Jemarinya yang mulai mengurus meraba perut. Bunyi pertanda lapar sudah digaungkan perutnya sedari tadi. Namun, jangankan untuk mengenyangkan perut, sedikit camilan pun ia tak punya. Ketika rasa perih dan mual mulai melandanya, ia memilih duduk di trotoar. Ia tak peduli pakaiannya yang mulai kumal akan kian kotor, ia tak peduli orang-orang menatapnya iba. Ia memang patut dikasihani dan sering meminta belas kasihan orang akhir-akhir ini.
Ia mundur, menyandarkan diri pada birai jembatan. Menghela napas. Matanya mulai berkunang dan kepalanya makin pening. Hanya saja ia merasa tak mampu untuk bergeser ke tempat trotoar yang lebih teduh. Mungkin sebentar lagi ia akan mati. Mati karena kelaparan. Hal yang dulu tak pernah ia rasakan.
Sejak remaja, ia terbiasa hidup sendiri. Keluarganya berantakan, lalu kematian menjemput orang tuanya satu persatu. Setelahnya ia hidup bergantung kepada pacar-pacarnya yang tak pernah satu, lalu kemudian memutuskan menikah dengan Addar. Rela menjadi madu hanya karena enggan menanggung malu sendirian. Selama itu ia tak pernah kalah oleh rasa lapar. Namun kali ini, merasa ingin mengalah. Ia ingin mati saja.
Ia sepenuhnya sadar, kekalahannya kali ini diakibatkan merusak rumah tangga orang, menyakiti hati perempuan dan anak-anak dari lelaki itu. Bahkan, ia menyakiti darah daging dan dirinya sendiri.
Kali ini, ia ingin memesan nasib baik agar sedikit saja mengasihaninya. Ia ingin setidaknya penyakit memalukan ini segera lenyap dari dirinya, agar ia bisa beralih dari satu lelaki ke lelaki lain dan hidup dari belas kasihan mereka. Mungkin jika kondisinya sehat, ia bisa meraup keuntungan ketika malam; dari hasil memeras lelaki.
Tapi sayangnya ia tak bisa. Tak bisa. Nasib buruk membuatnya terpaksa mengemis. Betapa sial hidupnya yang tak pernah merasa kesusahan seperti sekarang, hingga ketika ia harus menghadapi kenyataan pahit semacam ini... ia tak punya keahlian apapun.
Pikiran untuk bunuh diri hinggap begitu saja di kepalanya. Ia sudah membulatkan tekad untuk bangkit dan melompat dari atas jembatan yang tak begitu curam.
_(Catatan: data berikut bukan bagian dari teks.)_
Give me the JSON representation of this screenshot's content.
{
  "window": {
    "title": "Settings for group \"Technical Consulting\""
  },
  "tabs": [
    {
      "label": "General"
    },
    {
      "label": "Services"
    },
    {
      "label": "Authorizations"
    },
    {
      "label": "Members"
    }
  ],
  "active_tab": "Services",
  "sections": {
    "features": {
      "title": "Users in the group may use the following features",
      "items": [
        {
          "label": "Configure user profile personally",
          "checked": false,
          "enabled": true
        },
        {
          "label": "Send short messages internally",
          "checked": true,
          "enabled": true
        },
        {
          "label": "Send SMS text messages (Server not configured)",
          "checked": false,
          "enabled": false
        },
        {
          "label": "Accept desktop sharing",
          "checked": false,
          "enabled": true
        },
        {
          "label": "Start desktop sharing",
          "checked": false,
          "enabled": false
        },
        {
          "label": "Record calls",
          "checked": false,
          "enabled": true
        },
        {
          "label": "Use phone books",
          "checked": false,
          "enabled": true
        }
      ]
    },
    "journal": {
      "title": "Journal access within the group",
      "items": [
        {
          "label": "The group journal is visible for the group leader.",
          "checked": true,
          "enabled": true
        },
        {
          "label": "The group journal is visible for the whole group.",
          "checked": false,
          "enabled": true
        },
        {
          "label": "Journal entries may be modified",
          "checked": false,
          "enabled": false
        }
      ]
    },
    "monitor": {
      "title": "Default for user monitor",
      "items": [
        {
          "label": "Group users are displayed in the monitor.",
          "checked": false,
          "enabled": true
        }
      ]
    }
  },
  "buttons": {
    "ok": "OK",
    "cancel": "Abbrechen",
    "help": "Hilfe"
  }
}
Paling tidak ia akan hanyut dan bisa saja mati kedinginan. Perlahan ia membuka mata dan mendapati seorang lelaki tampan dalam balutan seragam serba putih menatapnya prihatin.
Ayu tersenyum pelan. Mungkin ini surga, atau penjaga neraka yang menyamar menjadi pangeran tampan. Ditambah cahaya matari yang menjadi latar wajah itu kian menambah pesona. Lelaki itu membenarkan kacamatanya yang tebal.
"Mbak haus?"
Ah, mana ada malaikat bertanya seperti itu. Atau barangkali ini hanyalah ilusi. Namun tetap saja ia mengangguk, disusul bunyi perutnya yang dengan kurang ajar berbunyi nyaring. Si lelaki tersenyum maklum, lalu membimbingnya untuk bangkit.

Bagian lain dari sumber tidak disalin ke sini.